Bölüm 12

172 15 0
                                    

1.000reads olmuşuz,teşekkür ederim çok,çok tatlısınız.

Siz okumaya devam edin lürfen,fikirlerinizi de belirtirseniz mutlu olurum.Şey birde iki haftadır yazamadım,derslerim çok ağır.Afedersiniz :)

Bu arada multimedia'da Buğra var :)

Keyifli okumalar.

***

Buğra.

Bana doğru kaldırdığı başını tekrar hafif indirirken göz kırptığını hissettim.Şu an ne düşündüğünü bilemiyordum ama,içinde bulunduğum duruma bakılırsa-Berk'in kucağında oturuyordum.-hakkımda iyi şeyler düşünmediğine bahse girebilirdim.

Yavaşça içeriye doğru yürüdüğünde,arkasından bakakaldım.Aslında öylece içeriye gitmesi beni bir hayal kırıklığına uğratmamış değildi.İçimde bir şeylerin saçma bir şekilde kırıldığını hissetsem de,bu beni fazlaca üzmeye yetmemişti.Ne gibi saçma bir düşünceye kapıldığımı bilemiyordum ama sonunun zaten belli olduğu bir şey yüzünden üzülemezdim.

Buğra da,benim sonunu bildiklerimdendi.

Buraya doğru başka bir garson gelmeye başladığında,gözlerimi devirip yere baktım.Berk'in belimde olan elinin pek umrumda olduğunu zannetmiyordum şu an.

"Biz siparişlerimizi biraz önce verdik."deyip kahkaha atan genci görünce,garson çocuk bana bakarak,"Bu sefer siparişlari siz alın."deyip bana göz kırpınca ne yapacağımı bilemedim.

Berk'in belimde olan elinin kasıldığını hissettim.Cevabını alan genç,bize doğru döndüğünde,istemsizce gözüm ona kaydı.Kaşlarını kaldırmış bize bakıyordu.Sessiz kalan çocuğun aksine,iyice kendinden geçtiğini,çok öteden bile anlayabileceğim biri kendini ortaya atıp,bir kahkaha patlattı.

"Kızı mı istiyorsun?"deyip kahkasına devam ettiğinde Berk yerinde hafif kıpırdandı.Ben bir kez daha ayağa kalkmaya çalıştığımda ise beni belimden sıkıca tutmaya başladı.Özellikle bu durumu beni endişelenmekten ileriye götürmüyordu.

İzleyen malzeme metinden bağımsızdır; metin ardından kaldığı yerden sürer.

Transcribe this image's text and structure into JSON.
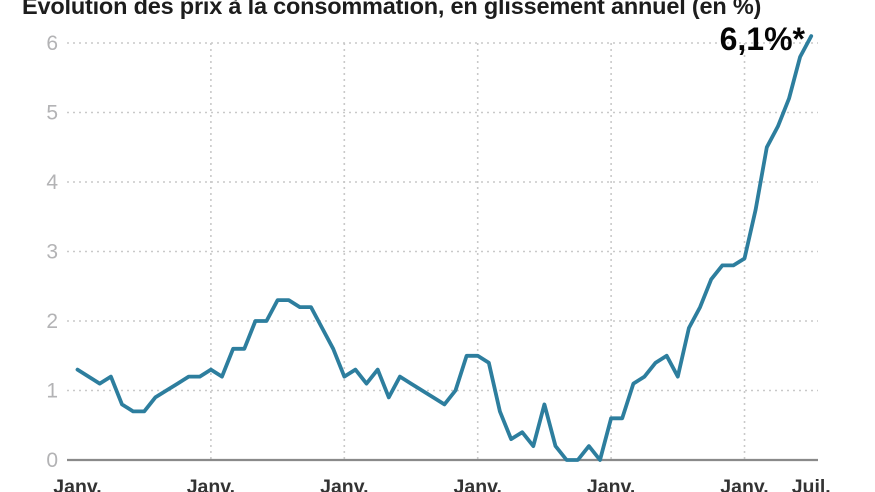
{
  "title": "Évolution des prix à la consommation, en glissement annuel (en %)",
  "annotation_label": "6,1%*",
  "colors": {
    "line": "#2d7e9e",
    "grid": "#c9c9c9",
    "zero_axis": "#8a8a8a",
    "y_tick_text": "#b3b3b5",
    "x_tick_text": "#333333",
    "title_text": "#1d1d1d",
    "annotation_text": "#050505"
  },
  "chart_data": {
    "type": "line",
    "title": "Évolution des prix à la consommation, en glissement annuel (en %)",
    "xlabel": "",
    "ylabel": "",
    "ylim": [
      0,
      6
    ],
    "y_ticks": [
      0,
      1,
      2,
      3,
      4,
      5,
      6
    ],
    "grid": "dotted, horizontal at each integer and vertical at each January tick",
    "legend_position": "none",
    "x_unit": "month",
    "x_ticks": [
      {
        "label": "Janv.",
        "month": 0,
        "gridline": false
      },
      {
        "label": "Janv.",
        "month": 12,
        "gridline": true
      },
      {
        "label": "Janv.",
        "month": 24,
        "gridline": true
      },
      {
        "label": "Janv.",
        "month": 36,
        "gridline": true
      },
      {
        "label": "Janv.",
        "month": 48,
        "gridline": true
      },
      {
        "label": "Janv.",
        "month": 60,
        "gridline": true
      },
      {
        "label": "Juil.",
        "month": 66,
        "gridline": false
      }
    ],
    "series": [
      {
        "name": "Prix à la consommation, glissement annuel (%)",
        "values": [
          1.3,
          1.2,
          1.1,
          1.2,
          0.8,
          0.7,
          0.7,
          0.9,
          1.0,
          1.1,
          1.2,
          1.2,
          1.3,
          1.2,
          1.6,
          1.6,
          2.0,
          2.0,
          2.3,
          2.3,
          2.2,
          2.2,
          1.9,
          1.6,
          1.2,
          1.3,
          1.1,
          1.3,
          0.9,
          1.2,
          1.1,
          1.0,
          0.9,
          0.8,
          1.0,
          1.5,
          1.5,
          1.4,
          0.7,
          0.3,
          0.4,
          0.2,
          0.8,
          0.2,
          0.0,
          0.0,
          0.2,
          0.0,
          0.6,
          0.6,
          1.1,
          1.2,
          1.4,
          1.5,
          1.2,
          1.9,
          2.2,
          2.6,
          2.8,
          2.8,
          2.9,
          3.6,
          4.5,
          4.8,
          5.2,
          5.8,
          6.1
        ]
      }
    ],
    "annotation": {
      "text": "6,1%*",
      "month": 66,
      "value": 6.1
    }
  }
}
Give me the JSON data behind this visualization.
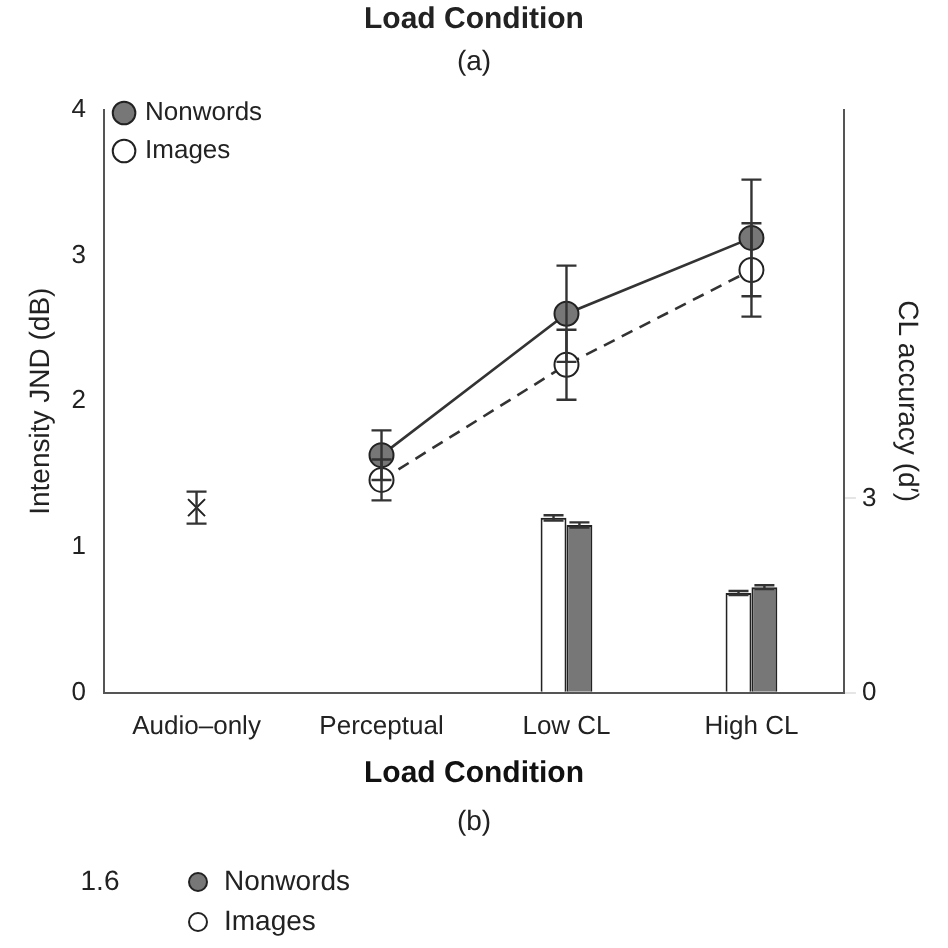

"Abi kızı istiyorlar."deyip koltuğa doğru uzandığında kafasını oraya koyup gülmeye devam ederken,başımı hafif geriye atıp Berk'i görmek istedim.Kulağıma değen çenesi bunu engelliyordu ne yazık ki.Fakat çenesininde kasılmış olduğunu da hissedebiliyordum.

"Eh,tabi sıra varsa,bekleyebiliriz.Sorun değil." dediğinde garson,olan oldu ve bir anda Berk'in olduğu yerden kalktığını hissettim.Gözü döndüğünden olsa gerek beni önemsemeyip bir anda kalkınca sendeledim ve olduğum yere düştüm.

Berk çocuğun suratına yumruklarını geçirirken ağzım açık onları izledim.Elimden gelen bir şeyin olmaması umutsuzluğuna kapılmam,Berk'in gözü dönmüşlüğü de değildi ayrıca.Yumrukların çoğunu suratına yiyen çocuğun arkadaşları olan birkaç kişinin gelmesiyle,koltuktan kalkanların,bir anda etrafı çevreleyip,gürültülü müziğin arasından duyulabilecek kadar büyük bir sesle bağırıp,kavga etmeleriydi.

Etraf saniyeler içinde doldu ve sadece bunu bekler gibi,alakası olmayan birkaç insanında gelmesi bunu içinden çıkılamaz bir hale getirdi.

Ne yapacağımı bilmez tavrımla etrafa bakarken,birden birinin ayağını elimde hissetmemle,atacağım çığlığı yutup,resmen yerde sürünerek koltuğun sağ tarafına ilerledim.Buradan onları görmemem bana kolaylık sağlıyordu.

Ellerimi kulaklarıma götürüp biraz sonra oluşacağından emin olduğum,uğultuyu engellemek istercesine bastırdım.

Aslında biraz daha rahatlamış hissediyor olabilirdim.Ellerimin orada olmasının bu kadar kısa sürede etki edeceği aklımın ucundan dahi geçmezdi.